Das geschieht im eucharistischen Opfer. Jesus bewundert und liebt den himmlischen Vater unendlich. Ihm will er jeden Tag bis ans Ende der Welt das kostbarste Geschenk machen, das man sich vorstellen kann, das Geschenk seines Lebens. In der heiligen Messe lädt er all seine Brüder und Schwes-tern ein, ihre Unterschrift unter dieses Geschenk zu setzen, so dass Gottvater es erhält als Geschenk all seiner Kinder ohne Unterschied, auch wenn nur einer den Preis für dieses Geschenk bezahlt hat. Und welchen Preis!

Unsere Unterschrift, das sind die wenigen Tropfen Wasser, die im Kelch mit dem Wein vermischt werden. Sie sind nur Wasser, aber im Kelch vermischt werden sie ein einziger Trank.
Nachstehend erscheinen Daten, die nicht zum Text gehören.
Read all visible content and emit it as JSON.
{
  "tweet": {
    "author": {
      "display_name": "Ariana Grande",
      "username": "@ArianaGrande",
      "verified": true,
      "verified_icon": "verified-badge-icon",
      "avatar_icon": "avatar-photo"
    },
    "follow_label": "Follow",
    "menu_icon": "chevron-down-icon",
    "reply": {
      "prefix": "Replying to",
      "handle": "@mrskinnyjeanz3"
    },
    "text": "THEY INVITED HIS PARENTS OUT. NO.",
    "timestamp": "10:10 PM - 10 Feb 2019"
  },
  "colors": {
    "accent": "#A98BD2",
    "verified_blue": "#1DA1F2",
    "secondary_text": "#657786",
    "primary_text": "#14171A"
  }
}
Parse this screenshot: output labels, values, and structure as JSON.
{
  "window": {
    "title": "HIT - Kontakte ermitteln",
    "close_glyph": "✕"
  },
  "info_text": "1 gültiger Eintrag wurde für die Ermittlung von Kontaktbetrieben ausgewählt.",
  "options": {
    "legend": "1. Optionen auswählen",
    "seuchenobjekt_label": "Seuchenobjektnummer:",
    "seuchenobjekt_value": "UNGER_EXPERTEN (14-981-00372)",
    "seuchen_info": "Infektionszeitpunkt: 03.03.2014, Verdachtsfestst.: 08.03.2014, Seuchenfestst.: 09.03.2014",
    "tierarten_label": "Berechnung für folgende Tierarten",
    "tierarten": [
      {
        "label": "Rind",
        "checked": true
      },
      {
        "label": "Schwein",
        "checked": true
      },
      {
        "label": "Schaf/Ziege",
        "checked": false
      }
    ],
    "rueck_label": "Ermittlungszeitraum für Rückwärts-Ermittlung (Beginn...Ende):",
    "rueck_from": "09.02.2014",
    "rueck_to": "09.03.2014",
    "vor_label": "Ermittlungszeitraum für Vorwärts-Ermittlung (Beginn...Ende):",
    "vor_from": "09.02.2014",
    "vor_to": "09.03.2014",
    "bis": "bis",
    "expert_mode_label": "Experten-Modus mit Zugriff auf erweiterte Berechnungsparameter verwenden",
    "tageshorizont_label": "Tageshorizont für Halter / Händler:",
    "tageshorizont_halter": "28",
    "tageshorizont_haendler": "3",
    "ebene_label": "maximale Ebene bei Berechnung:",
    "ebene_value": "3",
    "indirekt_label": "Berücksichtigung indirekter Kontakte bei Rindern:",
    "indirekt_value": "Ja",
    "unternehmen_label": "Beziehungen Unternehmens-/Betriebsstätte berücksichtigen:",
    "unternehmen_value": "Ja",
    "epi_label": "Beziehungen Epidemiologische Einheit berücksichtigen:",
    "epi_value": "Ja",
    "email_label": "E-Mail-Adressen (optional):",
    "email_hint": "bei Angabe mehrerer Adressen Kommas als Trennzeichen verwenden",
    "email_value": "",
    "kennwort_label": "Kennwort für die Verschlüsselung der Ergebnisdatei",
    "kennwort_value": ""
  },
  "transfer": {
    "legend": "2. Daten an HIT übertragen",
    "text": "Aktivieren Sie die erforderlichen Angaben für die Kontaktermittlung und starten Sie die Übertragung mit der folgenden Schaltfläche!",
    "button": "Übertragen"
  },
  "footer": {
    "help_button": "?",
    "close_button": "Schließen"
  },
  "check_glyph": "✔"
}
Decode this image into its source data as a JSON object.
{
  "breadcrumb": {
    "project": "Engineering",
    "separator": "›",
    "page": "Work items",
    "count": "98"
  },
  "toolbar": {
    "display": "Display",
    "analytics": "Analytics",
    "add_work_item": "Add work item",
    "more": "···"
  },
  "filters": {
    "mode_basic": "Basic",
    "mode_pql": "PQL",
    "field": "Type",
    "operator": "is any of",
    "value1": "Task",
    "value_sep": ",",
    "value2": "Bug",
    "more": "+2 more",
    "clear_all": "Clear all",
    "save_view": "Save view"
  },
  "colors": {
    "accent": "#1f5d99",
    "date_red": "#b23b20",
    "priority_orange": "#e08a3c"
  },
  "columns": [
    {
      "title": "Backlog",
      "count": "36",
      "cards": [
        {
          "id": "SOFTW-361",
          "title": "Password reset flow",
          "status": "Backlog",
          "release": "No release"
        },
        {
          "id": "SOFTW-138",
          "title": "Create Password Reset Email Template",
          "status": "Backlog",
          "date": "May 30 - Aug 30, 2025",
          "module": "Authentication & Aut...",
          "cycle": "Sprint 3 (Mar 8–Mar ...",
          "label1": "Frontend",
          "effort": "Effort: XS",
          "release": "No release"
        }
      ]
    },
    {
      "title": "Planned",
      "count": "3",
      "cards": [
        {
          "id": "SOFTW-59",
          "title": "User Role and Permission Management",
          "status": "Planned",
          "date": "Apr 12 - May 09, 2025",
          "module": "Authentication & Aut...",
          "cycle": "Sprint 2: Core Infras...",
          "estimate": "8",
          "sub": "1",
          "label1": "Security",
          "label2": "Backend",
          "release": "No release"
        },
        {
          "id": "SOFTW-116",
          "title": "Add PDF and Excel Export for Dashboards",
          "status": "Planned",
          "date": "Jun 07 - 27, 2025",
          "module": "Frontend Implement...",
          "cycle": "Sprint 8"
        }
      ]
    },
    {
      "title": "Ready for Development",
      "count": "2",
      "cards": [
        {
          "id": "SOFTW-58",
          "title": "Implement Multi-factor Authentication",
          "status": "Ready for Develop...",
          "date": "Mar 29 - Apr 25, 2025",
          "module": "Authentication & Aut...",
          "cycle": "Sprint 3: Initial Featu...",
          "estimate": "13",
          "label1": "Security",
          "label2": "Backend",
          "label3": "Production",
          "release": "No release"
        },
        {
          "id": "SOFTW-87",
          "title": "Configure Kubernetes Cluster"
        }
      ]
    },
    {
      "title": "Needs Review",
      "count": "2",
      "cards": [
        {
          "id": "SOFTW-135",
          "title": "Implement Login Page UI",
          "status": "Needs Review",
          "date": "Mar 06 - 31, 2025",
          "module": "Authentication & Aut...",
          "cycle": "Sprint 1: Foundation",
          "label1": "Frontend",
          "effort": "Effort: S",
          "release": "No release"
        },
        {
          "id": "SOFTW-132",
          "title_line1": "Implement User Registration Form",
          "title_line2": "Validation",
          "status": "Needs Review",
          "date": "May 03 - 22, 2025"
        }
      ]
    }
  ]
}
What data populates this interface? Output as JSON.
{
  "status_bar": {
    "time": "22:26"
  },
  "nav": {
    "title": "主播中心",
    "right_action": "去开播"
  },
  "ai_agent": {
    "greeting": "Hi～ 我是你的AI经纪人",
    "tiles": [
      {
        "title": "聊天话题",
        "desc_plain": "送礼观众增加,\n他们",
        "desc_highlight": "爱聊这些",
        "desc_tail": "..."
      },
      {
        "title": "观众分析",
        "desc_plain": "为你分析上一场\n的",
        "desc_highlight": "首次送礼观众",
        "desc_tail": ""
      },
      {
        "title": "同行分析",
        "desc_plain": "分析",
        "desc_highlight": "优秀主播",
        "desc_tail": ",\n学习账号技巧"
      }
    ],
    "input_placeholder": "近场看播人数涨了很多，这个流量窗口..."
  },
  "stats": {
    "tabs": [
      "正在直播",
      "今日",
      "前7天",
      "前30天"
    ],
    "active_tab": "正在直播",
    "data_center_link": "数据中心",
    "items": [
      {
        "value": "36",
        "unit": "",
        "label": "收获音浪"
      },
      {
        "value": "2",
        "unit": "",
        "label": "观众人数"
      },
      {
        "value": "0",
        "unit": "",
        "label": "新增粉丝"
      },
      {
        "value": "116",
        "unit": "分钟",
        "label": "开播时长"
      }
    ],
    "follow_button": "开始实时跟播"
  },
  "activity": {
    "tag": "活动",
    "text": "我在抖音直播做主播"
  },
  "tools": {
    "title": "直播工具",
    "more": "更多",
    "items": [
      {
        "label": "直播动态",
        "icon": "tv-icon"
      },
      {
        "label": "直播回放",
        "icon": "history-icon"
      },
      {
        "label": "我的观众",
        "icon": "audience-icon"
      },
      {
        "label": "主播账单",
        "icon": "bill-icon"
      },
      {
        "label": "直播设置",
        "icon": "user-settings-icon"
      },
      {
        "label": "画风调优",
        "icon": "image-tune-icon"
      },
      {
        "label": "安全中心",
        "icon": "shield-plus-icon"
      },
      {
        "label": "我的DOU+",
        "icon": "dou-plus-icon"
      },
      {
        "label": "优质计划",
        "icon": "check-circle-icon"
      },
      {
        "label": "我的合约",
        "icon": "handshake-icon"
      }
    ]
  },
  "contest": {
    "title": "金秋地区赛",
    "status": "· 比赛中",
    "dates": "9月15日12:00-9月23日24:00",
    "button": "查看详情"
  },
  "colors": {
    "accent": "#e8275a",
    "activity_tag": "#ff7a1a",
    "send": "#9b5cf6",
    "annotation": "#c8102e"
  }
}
Die Unterschrift aller ist das feierliche Amen, das die Gemeinde nach der Doxologie spricht oder singt: »Durch ihn und mit ihm und in ihm ist dir, Gott, allmächtiger Vater, in der Einheit des Heiligen Geistes alle Herrlichkeit und Ehre jetzt und in Ewigkeit… Amen!«

Wir wissen aber, dass derjenige, der etwas unterschrieben hat, dann auch die mit der Unterschrift eingegangen Verpflichtungen erfüllen muss. Das heißt, dass auch wir nach der Feier der heiligen Messe aus unserem Leben ein Geschenk der Liebe an den Vater und für die Brüder und Schwestern machen müssen. Denn wir sind nicht nur aufgerufen die Eucharistie zu feiern, sondern auch selbst Eucharistie zu werden. Gott möge uns helfen, dies zu verwirklichen!